U.S. authorities have demanded a nearly eight-year prison sentence for a Kazakh-born computer hacker, asserting that a harsh term would send a message to Russia's main intelligence agency about hacking and espionage.
Federal prosecutors made the arguments in court filings in San Francisco ahead of the next hearing for Karim Baratov, who is scheduled to be sentenced on April 24.
The U.S. prosecution against Baratov has yielded glimpses into the role of Russian intelligence agencies -- the Federal Security Service (FSB), first and foremost -- using computer hackers, possibly in the theft of passwords, e-mails, and espionage.
Baratov, who was born in Kazakhstan and was living in Canada at the time of his arrest, pleaded guilty to charges that he helped hack into Yahoo, affecting hundreds of millions of accounts in what has turned into the largest data breach in history.
As part of his plea deal, Baratov agreed to cooperate with U.S. prosecutors in their investigation of the Yahoo hack. Two officers from the FSB have also been charged, along with another Russian hacker on the FBI's most wanted list.
In the filings in San Francisco's U.S. federal court, prosecutors argued that Baratov had agreed to hack into Yahoo's servers sometime between January 2014 and December 2016 as part of a conspiracy overseen by FSB officers.
Baratov, for his part, said he did not know the identities of the people who hired him to hack.
One of the two FSB officers identified in court papers is Dmitry Dokuchayev, who worked in the FSB's Center for Information Security, the agency's lead cyberunit.
In December 2016, four months before the U.S. indictments were released, Dokuchayev and his superior, Sergei Mikhailov, were arrested in Moscow and charged with treason along with a researcher for the private computer company Kaspersky Lab.
The head of the Center for Information Security -- a senior veteran FSB officer -- was later reportedly forced into retirement.
The timing of the arrests, along with the seriousness of the charges, has fueled intense speculation among cyberresearchers and experts on Russian intelligence agencies.
The FSB, along with Russia's military intelligence agency, the GRU, have both been blamed for hacking campaigns that targeted U.S. political operatives, including the Democratic National Committee.
In their San Francisco court filings, prosecutors asserted that a long prison sentence for Baratov would serve as a message to the FSB.
"The fact that Defendant Baratov was hired and agreed to hack webmail accounts for an officer of the Russian FSB...underscores the need for a significant and strong message of deterrence," they wrote.
"For cybercriminals like the defendant, there must be a significant sentence of imprisonment that accounts for hacking in such a prolific and indifferent manner that one is hired as a proxy for the Russian FSB," U.S. authorities said.
Since the arrest in Moscow, little has been made public about the progress of the treason case against Dokuchayev, Mikhailov, and the others that have been charged.
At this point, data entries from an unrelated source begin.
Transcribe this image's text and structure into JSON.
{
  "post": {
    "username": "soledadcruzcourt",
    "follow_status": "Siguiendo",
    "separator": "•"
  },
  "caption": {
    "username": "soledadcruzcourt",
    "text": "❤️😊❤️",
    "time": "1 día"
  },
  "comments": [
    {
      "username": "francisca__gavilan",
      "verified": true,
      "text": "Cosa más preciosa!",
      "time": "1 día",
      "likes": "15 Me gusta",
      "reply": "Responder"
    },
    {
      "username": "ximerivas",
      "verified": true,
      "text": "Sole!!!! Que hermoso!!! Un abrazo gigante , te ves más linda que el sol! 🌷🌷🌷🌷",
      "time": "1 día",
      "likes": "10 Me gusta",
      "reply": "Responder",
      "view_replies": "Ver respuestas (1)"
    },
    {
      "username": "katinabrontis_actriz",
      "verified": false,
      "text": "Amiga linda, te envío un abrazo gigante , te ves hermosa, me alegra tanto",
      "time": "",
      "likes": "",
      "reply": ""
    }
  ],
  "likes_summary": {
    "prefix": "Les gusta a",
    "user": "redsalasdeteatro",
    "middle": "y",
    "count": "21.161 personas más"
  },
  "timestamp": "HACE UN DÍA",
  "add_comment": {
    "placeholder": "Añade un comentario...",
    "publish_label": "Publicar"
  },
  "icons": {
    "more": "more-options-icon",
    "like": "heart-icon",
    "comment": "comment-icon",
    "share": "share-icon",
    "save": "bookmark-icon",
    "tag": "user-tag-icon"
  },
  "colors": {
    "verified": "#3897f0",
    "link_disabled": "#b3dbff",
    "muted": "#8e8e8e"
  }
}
Defense lawyers involved in the case have also complained about a lack of information.
But leaks to Russian newspapers have pointed to the possibility that the FSB officers were being targeted due to earlier cooperation with U.S. and other intelligence and law enforcement agencies in pursuing Russian hackers.
Earlier this month, the Russian newspaper RBC quoted an unnamed security source as saying that Dokuchayev and another man, Georgy Fomchenkov, had entered a partial guilty plea to "passing evidence to foreign security services in an informal manner."
Mikhailov, the newspaper said, was maintaining his innocence, as was Kaspersky Lab researcher Ruslan Stoyanov.